Sin entrar en el terreno de las grandes definiciones, deberíamos al menos ponernos de acuerdo en un punto; y es el siguiente: El concepto de sociedad no alude a un objeto del deseo de la sociología, ni tampoco es un sinónimo de nación, ni mucho menos se refiere al conjunto de la población de un país. El concepto de sociedad tiene que ver con la existencia de asociaciones.
1.
Donde no hay asociaciones no puede haber sociedad. Y si consideramos que la mayoría de las asociaciones son económicas, culturales y políticas, podemos deducir que la sociedad no puede solo ser objeto de estudio de la sociología. Por ejemplo, cuando nos referimos a las asociaciones políticas aludimos a la organización política de una nación. De ahí la importancia de precisar a cual franja de la sociedad nos estamos refiriendo, a menos que optemos por convertir a la palabra sociedad “en una dama para todo servicio”.
La sociedad es el
espacio en donde las asociaciones establecen relaciones entre sí, las que
pueden ser incluso, antagónicas. Es el caso de las llamadas luchas de clases.

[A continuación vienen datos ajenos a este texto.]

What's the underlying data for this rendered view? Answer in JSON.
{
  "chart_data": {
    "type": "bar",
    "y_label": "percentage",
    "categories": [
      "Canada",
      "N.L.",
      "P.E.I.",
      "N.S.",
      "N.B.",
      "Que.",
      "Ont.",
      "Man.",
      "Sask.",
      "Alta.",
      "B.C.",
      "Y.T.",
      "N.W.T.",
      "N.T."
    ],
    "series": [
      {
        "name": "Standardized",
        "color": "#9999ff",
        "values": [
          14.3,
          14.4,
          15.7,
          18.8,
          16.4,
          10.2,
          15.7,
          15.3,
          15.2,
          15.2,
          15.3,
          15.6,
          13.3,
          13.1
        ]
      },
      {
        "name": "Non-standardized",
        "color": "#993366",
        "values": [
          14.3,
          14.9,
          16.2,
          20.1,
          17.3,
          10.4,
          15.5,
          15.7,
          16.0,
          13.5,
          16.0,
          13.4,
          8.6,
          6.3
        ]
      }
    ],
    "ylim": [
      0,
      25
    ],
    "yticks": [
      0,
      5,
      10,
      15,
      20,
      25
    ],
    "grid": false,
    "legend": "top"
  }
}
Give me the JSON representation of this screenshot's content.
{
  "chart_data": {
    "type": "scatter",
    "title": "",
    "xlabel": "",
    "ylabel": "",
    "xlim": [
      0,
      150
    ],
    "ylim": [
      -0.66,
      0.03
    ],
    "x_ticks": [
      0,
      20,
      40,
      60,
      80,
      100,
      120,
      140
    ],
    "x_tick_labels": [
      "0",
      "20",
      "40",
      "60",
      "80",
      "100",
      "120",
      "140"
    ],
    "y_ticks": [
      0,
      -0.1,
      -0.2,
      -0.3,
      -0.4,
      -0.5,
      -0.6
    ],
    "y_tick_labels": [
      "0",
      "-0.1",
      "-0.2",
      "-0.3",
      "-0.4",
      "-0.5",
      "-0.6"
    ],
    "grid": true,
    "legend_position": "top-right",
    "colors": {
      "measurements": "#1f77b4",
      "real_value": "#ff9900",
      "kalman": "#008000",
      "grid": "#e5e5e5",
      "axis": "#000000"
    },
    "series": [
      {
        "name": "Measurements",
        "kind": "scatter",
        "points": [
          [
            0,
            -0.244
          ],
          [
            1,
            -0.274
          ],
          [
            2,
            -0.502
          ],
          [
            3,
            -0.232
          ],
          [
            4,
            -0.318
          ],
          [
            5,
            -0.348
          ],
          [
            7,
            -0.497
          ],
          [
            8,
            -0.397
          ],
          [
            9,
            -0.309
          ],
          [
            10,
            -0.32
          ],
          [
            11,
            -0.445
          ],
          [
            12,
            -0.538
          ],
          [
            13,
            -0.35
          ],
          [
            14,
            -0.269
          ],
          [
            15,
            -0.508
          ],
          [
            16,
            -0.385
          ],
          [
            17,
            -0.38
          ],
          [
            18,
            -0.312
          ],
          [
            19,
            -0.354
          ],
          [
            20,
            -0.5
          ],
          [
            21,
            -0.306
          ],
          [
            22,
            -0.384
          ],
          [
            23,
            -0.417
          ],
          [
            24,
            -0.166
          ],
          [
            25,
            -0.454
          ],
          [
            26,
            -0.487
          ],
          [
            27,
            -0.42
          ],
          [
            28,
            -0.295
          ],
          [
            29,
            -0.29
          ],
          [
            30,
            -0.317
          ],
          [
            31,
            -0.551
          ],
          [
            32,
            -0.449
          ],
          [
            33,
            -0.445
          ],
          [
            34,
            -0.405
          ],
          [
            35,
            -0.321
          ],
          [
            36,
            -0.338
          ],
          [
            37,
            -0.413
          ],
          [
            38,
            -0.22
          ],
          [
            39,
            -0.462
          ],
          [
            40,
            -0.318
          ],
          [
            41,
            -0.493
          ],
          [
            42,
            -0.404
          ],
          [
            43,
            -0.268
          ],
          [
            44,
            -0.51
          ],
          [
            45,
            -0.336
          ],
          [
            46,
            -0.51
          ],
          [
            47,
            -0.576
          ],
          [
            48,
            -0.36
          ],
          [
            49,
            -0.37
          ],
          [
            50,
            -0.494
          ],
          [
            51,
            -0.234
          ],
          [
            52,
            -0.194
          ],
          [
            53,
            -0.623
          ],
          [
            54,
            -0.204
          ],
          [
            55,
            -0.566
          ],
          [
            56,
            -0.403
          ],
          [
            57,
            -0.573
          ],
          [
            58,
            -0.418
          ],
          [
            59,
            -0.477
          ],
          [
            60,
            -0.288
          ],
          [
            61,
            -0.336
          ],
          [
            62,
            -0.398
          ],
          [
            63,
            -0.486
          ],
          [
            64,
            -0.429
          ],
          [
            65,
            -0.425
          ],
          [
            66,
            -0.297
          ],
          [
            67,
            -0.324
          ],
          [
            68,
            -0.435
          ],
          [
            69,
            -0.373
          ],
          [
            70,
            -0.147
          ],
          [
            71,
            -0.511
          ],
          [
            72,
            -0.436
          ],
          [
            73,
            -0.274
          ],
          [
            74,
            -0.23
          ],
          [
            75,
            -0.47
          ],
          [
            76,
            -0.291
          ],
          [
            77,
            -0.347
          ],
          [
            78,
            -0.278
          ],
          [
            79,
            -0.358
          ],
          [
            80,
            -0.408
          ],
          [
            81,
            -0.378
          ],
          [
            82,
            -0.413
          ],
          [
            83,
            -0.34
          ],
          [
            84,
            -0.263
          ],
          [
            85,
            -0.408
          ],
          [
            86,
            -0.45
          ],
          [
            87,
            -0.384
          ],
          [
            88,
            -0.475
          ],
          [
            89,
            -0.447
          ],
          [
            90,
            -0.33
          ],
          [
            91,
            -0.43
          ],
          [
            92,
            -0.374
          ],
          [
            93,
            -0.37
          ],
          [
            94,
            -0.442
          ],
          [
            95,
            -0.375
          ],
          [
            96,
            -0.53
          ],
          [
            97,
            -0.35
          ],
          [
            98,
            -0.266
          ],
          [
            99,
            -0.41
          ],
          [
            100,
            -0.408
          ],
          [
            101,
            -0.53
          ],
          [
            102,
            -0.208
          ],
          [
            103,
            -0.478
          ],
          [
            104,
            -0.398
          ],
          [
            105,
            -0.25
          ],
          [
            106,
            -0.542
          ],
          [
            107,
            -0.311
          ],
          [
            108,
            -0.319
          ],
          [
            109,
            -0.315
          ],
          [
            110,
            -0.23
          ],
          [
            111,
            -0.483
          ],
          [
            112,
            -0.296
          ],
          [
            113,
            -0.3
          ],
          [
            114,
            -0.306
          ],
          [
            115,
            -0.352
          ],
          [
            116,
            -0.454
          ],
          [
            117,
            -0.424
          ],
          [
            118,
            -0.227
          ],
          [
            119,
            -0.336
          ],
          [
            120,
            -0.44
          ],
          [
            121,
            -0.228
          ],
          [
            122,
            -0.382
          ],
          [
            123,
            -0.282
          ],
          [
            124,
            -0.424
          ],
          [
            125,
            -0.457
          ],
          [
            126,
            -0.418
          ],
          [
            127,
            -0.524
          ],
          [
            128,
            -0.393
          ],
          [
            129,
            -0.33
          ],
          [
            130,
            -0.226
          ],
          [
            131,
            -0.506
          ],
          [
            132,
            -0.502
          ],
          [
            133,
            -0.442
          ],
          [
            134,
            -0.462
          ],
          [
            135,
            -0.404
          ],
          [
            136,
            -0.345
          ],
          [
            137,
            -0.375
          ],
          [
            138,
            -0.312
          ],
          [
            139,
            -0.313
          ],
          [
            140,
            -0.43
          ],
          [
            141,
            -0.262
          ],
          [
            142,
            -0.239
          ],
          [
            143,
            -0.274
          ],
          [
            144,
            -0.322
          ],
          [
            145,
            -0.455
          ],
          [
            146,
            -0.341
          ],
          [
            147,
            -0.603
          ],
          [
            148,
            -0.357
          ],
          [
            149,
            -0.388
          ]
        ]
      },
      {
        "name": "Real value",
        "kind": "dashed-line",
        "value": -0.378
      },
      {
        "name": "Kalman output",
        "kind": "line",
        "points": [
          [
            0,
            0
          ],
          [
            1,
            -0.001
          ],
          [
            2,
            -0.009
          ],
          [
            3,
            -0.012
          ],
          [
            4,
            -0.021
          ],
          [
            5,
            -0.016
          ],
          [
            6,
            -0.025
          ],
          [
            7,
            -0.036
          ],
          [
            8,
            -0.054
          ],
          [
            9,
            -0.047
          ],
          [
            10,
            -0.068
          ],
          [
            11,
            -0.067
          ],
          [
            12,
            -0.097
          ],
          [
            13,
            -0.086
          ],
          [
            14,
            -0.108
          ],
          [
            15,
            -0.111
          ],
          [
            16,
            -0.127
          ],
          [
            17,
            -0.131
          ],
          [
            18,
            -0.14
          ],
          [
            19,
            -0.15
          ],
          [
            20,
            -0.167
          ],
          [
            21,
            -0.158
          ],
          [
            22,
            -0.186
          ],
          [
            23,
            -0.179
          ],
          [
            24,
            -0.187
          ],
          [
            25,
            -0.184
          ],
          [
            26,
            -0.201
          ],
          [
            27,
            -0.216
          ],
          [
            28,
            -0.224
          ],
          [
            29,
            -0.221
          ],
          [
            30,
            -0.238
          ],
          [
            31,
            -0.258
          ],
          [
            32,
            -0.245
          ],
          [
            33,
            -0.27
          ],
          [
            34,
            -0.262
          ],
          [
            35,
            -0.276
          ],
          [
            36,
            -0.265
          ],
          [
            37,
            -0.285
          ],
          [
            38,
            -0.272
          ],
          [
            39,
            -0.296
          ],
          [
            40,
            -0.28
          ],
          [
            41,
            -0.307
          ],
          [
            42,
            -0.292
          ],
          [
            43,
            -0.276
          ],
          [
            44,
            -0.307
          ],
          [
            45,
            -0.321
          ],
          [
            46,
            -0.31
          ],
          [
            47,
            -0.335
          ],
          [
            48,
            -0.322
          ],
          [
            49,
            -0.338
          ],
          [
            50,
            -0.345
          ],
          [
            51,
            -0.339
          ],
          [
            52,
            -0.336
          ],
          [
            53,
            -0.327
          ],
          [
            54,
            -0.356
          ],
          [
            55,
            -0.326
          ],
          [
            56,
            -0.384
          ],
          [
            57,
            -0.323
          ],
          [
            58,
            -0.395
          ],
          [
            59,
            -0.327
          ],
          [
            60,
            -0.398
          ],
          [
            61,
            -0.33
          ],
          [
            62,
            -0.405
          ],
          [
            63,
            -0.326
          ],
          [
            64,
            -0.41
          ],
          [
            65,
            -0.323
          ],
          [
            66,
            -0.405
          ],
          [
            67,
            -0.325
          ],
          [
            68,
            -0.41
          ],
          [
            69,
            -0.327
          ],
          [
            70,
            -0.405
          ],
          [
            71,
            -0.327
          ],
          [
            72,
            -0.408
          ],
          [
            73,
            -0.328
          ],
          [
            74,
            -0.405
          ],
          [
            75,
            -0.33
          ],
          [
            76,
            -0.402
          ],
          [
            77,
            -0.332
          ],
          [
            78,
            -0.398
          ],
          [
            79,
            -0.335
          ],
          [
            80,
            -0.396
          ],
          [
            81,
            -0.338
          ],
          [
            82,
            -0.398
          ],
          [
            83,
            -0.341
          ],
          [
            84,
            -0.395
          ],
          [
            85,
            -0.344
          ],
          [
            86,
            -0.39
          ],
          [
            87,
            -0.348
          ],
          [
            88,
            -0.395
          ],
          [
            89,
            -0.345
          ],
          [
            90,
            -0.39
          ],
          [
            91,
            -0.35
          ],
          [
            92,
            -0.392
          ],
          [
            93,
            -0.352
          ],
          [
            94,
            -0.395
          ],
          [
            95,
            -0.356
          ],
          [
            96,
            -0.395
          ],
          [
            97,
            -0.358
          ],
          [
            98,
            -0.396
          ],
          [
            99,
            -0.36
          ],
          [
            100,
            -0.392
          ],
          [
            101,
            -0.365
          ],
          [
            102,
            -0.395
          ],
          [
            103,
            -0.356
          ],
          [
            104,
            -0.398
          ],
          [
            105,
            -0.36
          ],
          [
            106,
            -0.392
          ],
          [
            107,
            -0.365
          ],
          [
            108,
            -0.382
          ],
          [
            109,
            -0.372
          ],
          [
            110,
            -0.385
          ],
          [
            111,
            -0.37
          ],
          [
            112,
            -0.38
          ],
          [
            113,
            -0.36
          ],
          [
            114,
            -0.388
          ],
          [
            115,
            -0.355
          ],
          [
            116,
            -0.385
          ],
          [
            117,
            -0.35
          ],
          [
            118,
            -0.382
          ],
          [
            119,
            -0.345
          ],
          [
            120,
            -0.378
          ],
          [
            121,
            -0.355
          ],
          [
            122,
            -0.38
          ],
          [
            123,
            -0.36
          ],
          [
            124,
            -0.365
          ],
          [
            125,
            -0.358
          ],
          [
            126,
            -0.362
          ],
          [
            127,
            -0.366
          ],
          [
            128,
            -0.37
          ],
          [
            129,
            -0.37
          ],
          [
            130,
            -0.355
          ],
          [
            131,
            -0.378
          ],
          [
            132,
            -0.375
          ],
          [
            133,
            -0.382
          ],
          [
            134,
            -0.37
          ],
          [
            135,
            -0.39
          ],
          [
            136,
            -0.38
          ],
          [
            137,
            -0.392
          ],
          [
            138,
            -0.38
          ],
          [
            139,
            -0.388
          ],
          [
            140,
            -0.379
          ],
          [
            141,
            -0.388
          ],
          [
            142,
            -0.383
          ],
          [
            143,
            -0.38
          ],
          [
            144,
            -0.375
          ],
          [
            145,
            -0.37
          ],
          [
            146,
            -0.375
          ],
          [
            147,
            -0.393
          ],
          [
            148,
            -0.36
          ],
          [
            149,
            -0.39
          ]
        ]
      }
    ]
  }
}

Las luchas de clases suponen una relación entre clases. Una relación negativa
si se quiere, pero relación al fin.
No puede haber
lucha de clases sin clases y no puede haber clases sin organizaciones de clase.
Las clases existen a través de sus organizaciones (representaciones). No
existiendo organizaciones de clases, no hay clases.
Ahora, si la
población de un país no está organizada en clases, la población vive en estado
de masa no orgánica. Luego, la masa es la población en estado social no
orgánico (pre-, anti- o a-social) Las clases, en cambio, reitero, son sus
propias organizaciones. No hay clase en sí ni clase para sí, como imaginaba el
Marx hegeliano (“Miseria de la Filosofía”). Una clase es para sí o no es clase.
Por más aguda que
sea en un momento la lucha de clases, las clases, al estar representadas por
organizaciones configuran la estructura de una sociedad. Luego, cuando no hay
organizaciones de clase, no solo no hay clases, tampoco hay, en sentido
estricto, sociedad. Y bien, allí donde no hay sociedad están dadas las
condiciones para que el Estado ocupe todos los espacios de la vida social y
política. Es por eso que la masificación de “lo social” es la condición
primaria de los llamados estados totalitarios (tesis de Hannah Arendt).
En una nación cuya
población no está organizada en clases, la relación que establece el Estado con
la población es la de Estado-masas. De ahí que Hannah Arendt al analizar al
fenómeno totalitario (“The Origins of Totalitarianism”) destacó que este
siempre es precedido por una alianza entre determinadas elites y la “chusma”
(Mob). Así Arendt amplió conceptualmente la relación entre los movimientos
sociales inorgánicos y el establecimiento de una dictadura, hecho ya destacado
por Karl Marx cuando analizó el rol del “proletariado andrajoso”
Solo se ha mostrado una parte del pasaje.